Weltwirtschaft EZB warnt vor Gefahren durch Trumps Politik

Wie gefährlich ist Donald Trump für die Weltwirtschaft? Die Europäische Zentralbank muss traditionell diplomatisch sein. In ihrem jüngsten Bericht finden die Währungshüter trotzdem deutliche Worte.
Container im Hamburger Hafen: Welthandel in Gefahr

Container im Hamburger Hafen: Welthandel in Gefahr

Foto: Jörn Pollex/ picture alliance / dpa

Die Europäische Zentralbank (EZB) sieht in der US-Regierung unter Präsident Donald Trump ein Risiko für die Weltwirtschaft. "Es gibt beachtliche politische Unsicherheit rund um die Absichten der neuen US-Administration bezüglich der Fiskal- und insbesondere der Handelspolitik, wobei letzteres potenziell deutliche negative Auswirkungen auf die Weltwirtschaft mit sich bringt", heißt es in einem am Mittwoch vorab veröffentlichten Artikel aus dem EZB-Wirtschaftsbericht.

Seit seiner Amtsübernahme hat sich Trump über Institutionen der internationalen Zusammenarbeit verächtlich geäußert, darunter auch über die Welthandelsorganisation. Dies löste Sorgen aus, dass die USA künftig Probleme ohne die Einbindung internationaler Organisationen angehen und auf eine protektionistische Handelspolitik umschwenken könnten.

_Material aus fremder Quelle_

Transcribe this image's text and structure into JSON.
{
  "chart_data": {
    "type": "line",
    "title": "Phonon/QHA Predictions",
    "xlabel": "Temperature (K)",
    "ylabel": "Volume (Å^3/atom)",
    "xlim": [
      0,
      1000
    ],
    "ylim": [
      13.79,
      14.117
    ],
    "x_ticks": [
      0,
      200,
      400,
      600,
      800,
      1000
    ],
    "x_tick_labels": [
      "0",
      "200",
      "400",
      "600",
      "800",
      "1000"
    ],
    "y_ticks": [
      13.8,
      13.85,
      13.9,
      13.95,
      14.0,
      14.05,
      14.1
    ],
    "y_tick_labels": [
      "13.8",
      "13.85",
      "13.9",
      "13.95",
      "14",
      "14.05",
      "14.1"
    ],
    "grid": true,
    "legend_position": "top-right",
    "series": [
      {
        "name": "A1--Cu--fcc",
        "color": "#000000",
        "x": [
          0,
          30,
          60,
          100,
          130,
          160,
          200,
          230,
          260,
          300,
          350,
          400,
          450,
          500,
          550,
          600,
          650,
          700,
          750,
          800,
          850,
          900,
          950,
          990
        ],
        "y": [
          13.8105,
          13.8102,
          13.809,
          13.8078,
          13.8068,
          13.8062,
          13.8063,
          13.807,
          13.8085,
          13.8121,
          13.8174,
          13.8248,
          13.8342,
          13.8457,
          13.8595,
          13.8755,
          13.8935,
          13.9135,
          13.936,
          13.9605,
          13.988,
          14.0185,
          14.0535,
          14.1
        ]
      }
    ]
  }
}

Insgesamt gebe es zwar Hinweise, dass über das vergangene Jahr hinweg die Risiken für das weltweite Wachstum zurückgegangen seien. Die erwartete Erholung der Weltwirtschaft stehe aber unter Vorbehalten und sei "stark abhängig" von der Unterstützung durch die Geld- und Fiskalpolitik - also von niedrigen Zinsen und hohen staatlichen Investitionen.